In my opinion, any worker who wants to maximize their earning potential should have only responsibility requirements - and they should be significantly higher and more complex than what they are doing right now. And over time, new levels of salary will - not necessarily at each step, yet, over time - keep pace with the increased levels of skill, talent, and new responsibilities assumed.
Yet this approach is long-term and just like many other long-term plans, it's a tough sell. It's often easier to focus on earning (or getting a candidate to accept) $10K more per year, and just hope that someone is willing to pay it. And someone out there usually is. And - I also understand, as I'm also a normal, middle class domestic worker who has monthly bills to pay - who can't imagine how life could be just a little bit easier with an extra $10K coming in? But that approach, I've seen time and time again with those in domestic service - and I believe it's fair to say would be the case in other industries as well - keeps people over the long term lingering far below the talents and skills they could be building - and thus ultimately - far below the salaries they could be earning.
Lou Adler's article in Inc. Magazine, "Don't Change Jobs Unless You Get A Thirty Percent Increase" is such a jewel, and it should be required reading for anyone beginning any career. But it's not too late to put into practice, where ever you find yourself along that path. In short, Lou proposes a long-term solution to a long-term challenge: maximizing one's career through non-monetary considerations.

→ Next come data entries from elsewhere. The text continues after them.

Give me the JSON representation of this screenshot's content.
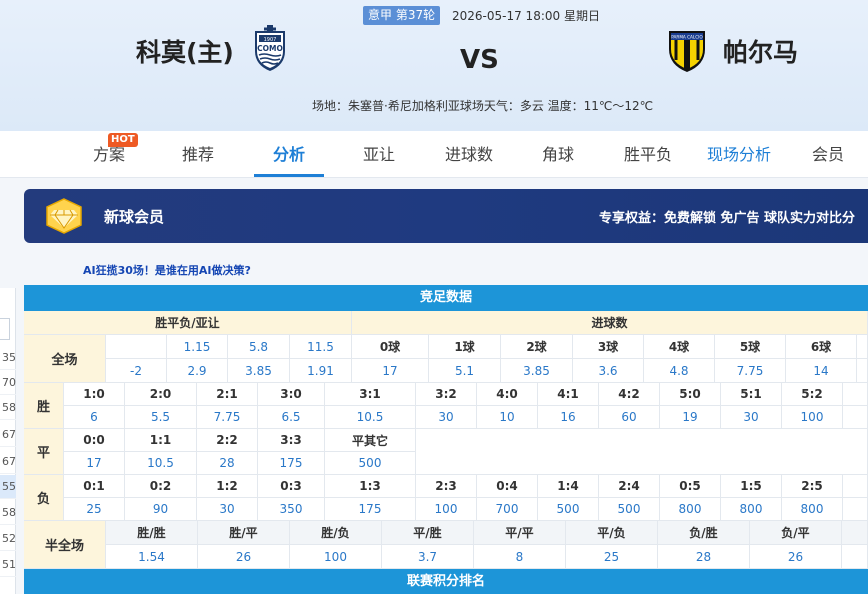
{
  "match": {
    "round_badge": "意甲 第37轮",
    "time": "2026-05-17 18:00 星期日",
    "home": "科莫(主)",
    "away": "帕尔马",
    "vs": "VS",
    "venue": "场地：朱塞普·希尼加格利亚球场天气：多云 温度：11℃～12℃",
    "home_logo_text": "1907 COMO",
    "away_logo_text": "PARMA CALCIO",
    "colors": {
      "home_logo": "#1b3a6b",
      "away_logo": "#f5d200"
    }
  },
  "tabs": {
    "items": [
      {
        "label": "方案"
      },
      {
        "label": "推荐"
      },
      {
        "label": "分析"
      },
      {
        "label": "亚让"
      },
      {
        "label": "进球数"
      },
      {
        "label": "角球"
      },
      {
        "label": "胜平负"
      },
      {
        "label": "现场分析"
      },
      {
        "label": "会员"
      }
    ],
    "active": "分析",
    "hot_badge": "HOT",
    "accent": "#1e7fd6"
  },
  "left_strip": {
    "values": [
      "35",
      "70",
      "58",
      "67",
      "67",
      "55",
      "58",
      "52",
      "51"
    ]
  },
  "vip": {
    "title": "新球会员",
    "perks": "专享权益：免费解锁 免广告 球队实力对比分",
    "icon": "diamond-badge-icon"
  },
  "ai_link": "AI狂揽30场！是谁在用AI做决策?",
  "odds": {
    "title": "竞足数据",
    "spf_header": "胜平负/亚让",
    "goals_header": "进球数",
    "row_full_label": "全场",
    "spf_top": [
      "",
      "1.15",
      "5.8",
      "11.5"
    ],
    "spf_bottom": [
      "-2",
      "2.9",
      "3.85",
      "1.91"
    ],
    "goal_labels": [
      "0球",
      "1球",
      "2球",
      "3球",
      "4球",
      "5球",
      "6球"
    ],
    "goal_values": [
      "17",
      "5.1",
      "3.85",
      "3.6",
      "4.8",
      "7.75",
      "14"
    ],
    "win_label": "胜",
    "win_scores": [
      "1:0",
      "2:0",
      "2:1",
      "3:0",
      "3:1",
      "3:2",
      "4:0",
      "4:1",
      "4:2",
      "5:0",
      "5:1",
      "5:2"
    ],
    "win_odds": [
      "6",
      "5.5",
      "7.75",
      "6.5",
      "10.5",
      "30",
      "10",
      "16",
      "60",
      "19",
      "30",
      "100"
    ],
    "draw_label": "平",
    "draw_scores": [
      "0:0",
      "1:1",
      "2:2",
      "3:3",
      "平其它"
    ],
    "draw_odds": [
      "17",
      "10.5",
      "28",
      "175",
      "500"
    ],
    "loss_label": "负",
    "loss_scores": [
      "0:1",
      "0:2",
      "1:2",
      "0:3",
      "1:3",
      "2:3",
      "0:4",
      "1:4",
      "2:4",
      "0:5",
      "1:5",
      "2:5"
    ],
    "loss_odds": [
      "25",
      "90",
      "30",
      "350",
      "175",
      "100",
      "700",
      "500",
      "500",
      "800",
      "800",
      "800"
    ],
    "half_label": "半全场",
    "half_labels": [
      "胜/胜",
      "胜/平",
      "胜/负",
      "平/胜",
      "平/平",
      "平/负",
      "负/胜",
      "负/平"
    ],
    "half_odds": [
      "1.54",
      "26",
      "100",
      "3.7",
      "8",
      "25",
      "28",
      "26"
    ],
    "league_title": "联赛积分排名"
  }
}
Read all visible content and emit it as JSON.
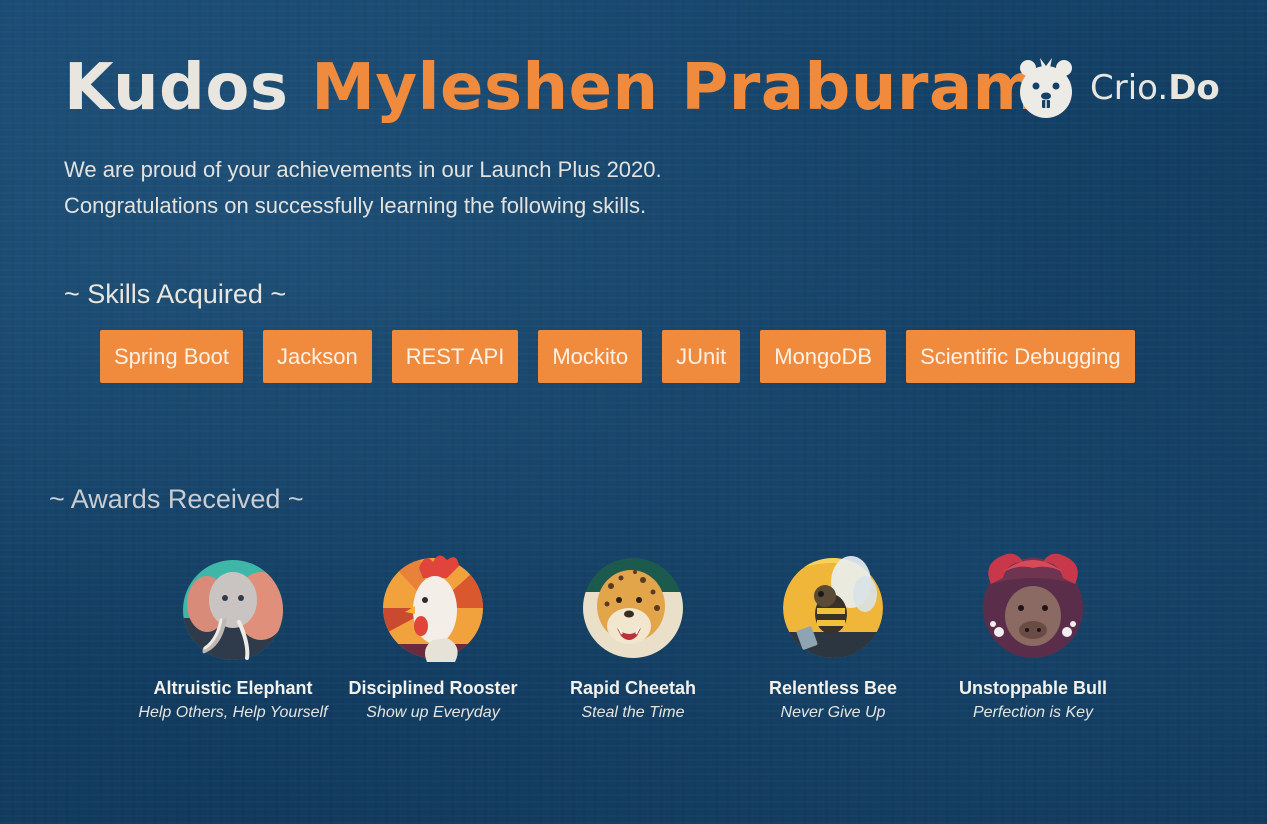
{
  "header": {
    "title_prefix": "Kudos",
    "recipient_name": "Myleshen Praburam",
    "logo_text": "Crio.",
    "logo_text_bold": "Do",
    "logo_icon": "beaver-icon"
  },
  "intro": {
    "line1": "We are proud of your achievements in our Launch Plus 2020.",
    "line2": "Congratulations on successfully learning the following skills."
  },
  "skills": {
    "heading": "~ Skills Acquired ~",
    "items": [
      "Spring Boot",
      "Jackson",
      "REST API",
      "Mockito",
      "JUnit",
      "MongoDB",
      "Scientific Debugging"
    ]
  },
  "awards": {
    "heading": "~ Awards Received ~",
    "items": [
      {
        "name": "Altruistic Elephant",
        "motto": "Help Others, Help Yourself",
        "icon": "elephant-icon"
      },
      {
        "name": "Disciplined Rooster",
        "motto": "Show up Everyday",
        "icon": "rooster-icon"
      },
      {
        "name": "Rapid Cheetah",
        "motto": "Steal the Time",
        "icon": "cheetah-icon"
      },
      {
        "name": "Relentless Bee",
        "motto": "Never Give Up",
        "icon": "bee-icon"
      },
      {
        "name": "Unstoppable Bull",
        "motto": "Perfection is Key",
        "icon": "bull-icon"
      }
    ]
  },
  "colors": {
    "accent": "#f08a3c",
    "background": "#143f66",
    "text": "#e9e6df"
  }
}
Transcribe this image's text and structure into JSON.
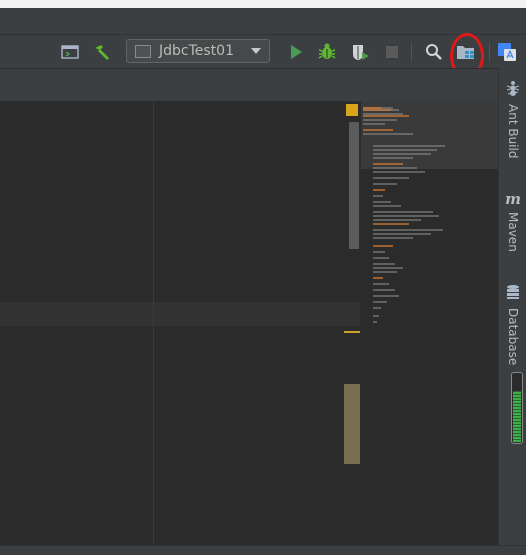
{
  "toolbar": {
    "run_configuration": "JdbcTest01",
    "icons": [
      "terminal-icon",
      "build-hammer-icon",
      "run-icon",
      "debug-icon",
      "coverage-icon",
      "stop-icon",
      "search-icon",
      "project-structure-icon",
      "translate-icon"
    ],
    "colors": {
      "run": "#499c54",
      "debug": "#5fb832",
      "stop": "#5a5a5a",
      "annotation": "#e01818"
    }
  },
  "sidebar": {
    "items": [
      {
        "label": "Ant Build",
        "icon": "ant-icon"
      },
      {
        "label": "Maven",
        "icon": "maven-icon"
      },
      {
        "label": "Database",
        "icon": "database-icon"
      }
    ]
  },
  "memory_indicator": {
    "level": 0.75
  }
}
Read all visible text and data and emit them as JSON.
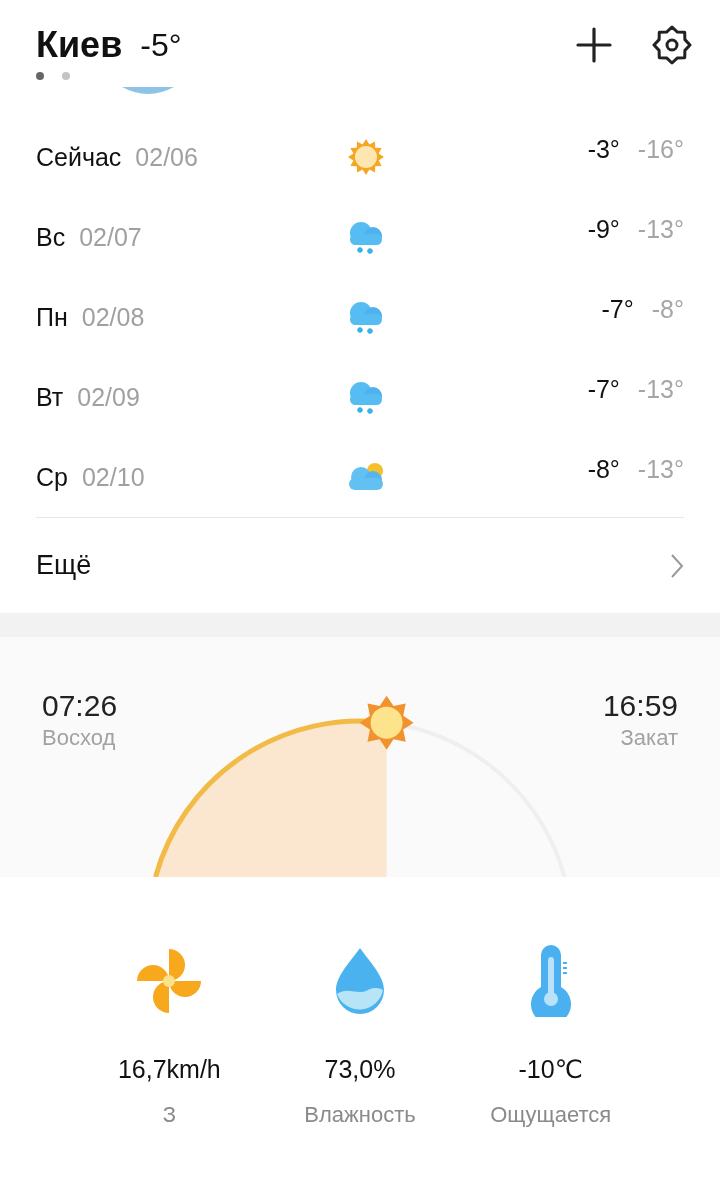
{
  "header": {
    "city": "Киев",
    "temperature": "-5°"
  },
  "pages": [
    {
      "selected": true
    },
    {
      "selected": false
    }
  ],
  "forecast": [
    {
      "day": "Сейчас",
      "date": "02/06",
      "kind": "sunny",
      "high": "-3°",
      "low": "-16°"
    },
    {
      "day": "Вс",
      "date": "02/07",
      "kind": "snow",
      "high": "-9°",
      "low": "-13°"
    },
    {
      "day": "Пн",
      "date": "02/08",
      "kind": "snow",
      "high": "-7°",
      "low": "-8°"
    },
    {
      "day": "Вт",
      "date": "02/09",
      "kind": "snow",
      "high": "-7°",
      "low": "-13°"
    },
    {
      "day": "Ср",
      "date": "02/10",
      "kind": "partly-cloudy",
      "high": "-8°",
      "low": "-13°"
    }
  ],
  "more": {
    "label": "Ещё"
  },
  "sun": {
    "sunrise": "07:26",
    "sunrise_label": "Восход",
    "sunset": "16:59",
    "sunset_label": "Закат",
    "level": 0.54
  },
  "details": [
    {
      "kind": "wind",
      "value": "16,7km/h",
      "label": "З"
    },
    {
      "kind": "humidity",
      "value": "73,0%",
      "label": "Влажность"
    },
    {
      "kind": "feels",
      "value": "-10℃",
      "label": "Ощущается"
    }
  ]
}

The solution is long-term because, simply, there is no short-term solution, as taking the quick fix of an extra $5K or $10K at a new estate, whereupon only your current skills will be used and with no opportunity to improve, will keep you at that lateral transfer also for a very long time... and maybe even longer.
Maybe a short-term emergency solution is truly needed on occasion, and I also realize that some people are just fine with working at the same level of responsibility and wages in their trade for the long term. Yet, if your goal is to really maximize your career and your salary, there's just no short-cut to it and you willingness to go above and beyond in your next job - despite that salary may remain the same - is what's needed for ultimate, long-term realizations of those more attractive "salary requirements."
Eventually, the compensation catches up. Eventually, the hiring managers at the estates you apply will be reading a resume which is loaded with skills and talents, and will be offering compensation which is in line with the new you. It may not happen in the next job, but it will in the job after that. And again you improve, and again you may plateau, and again you will catch up. Every few years, you need to take on more. Thirty percent more. Give more of yourself - first - and I guarantee the money will eventually follow.
Don't go for the quick fix and trying for just a couple of more easy bucks. Go instead for accepting thirty percent more responsibility at your next job, and forget about the money.
If the wages turn out to be only the same, or even less - that's still great - see it as an apprentice opportunity! Build a reputation of going above and beyond, of wanting to take on more responsibility than what was ever bargained for. Volunteer for new projects on your estate; let those both around and above you know that you hunger for working more - and you will help them as well.
Become indispensable, become the go-to person who inspires the other staff to go beyond what they believe they could accomplish, and one day, maybe even sooner than you know, you'll look down at your paycheck and realize that your "salary requirements" have been met beyond anything you could have imagined.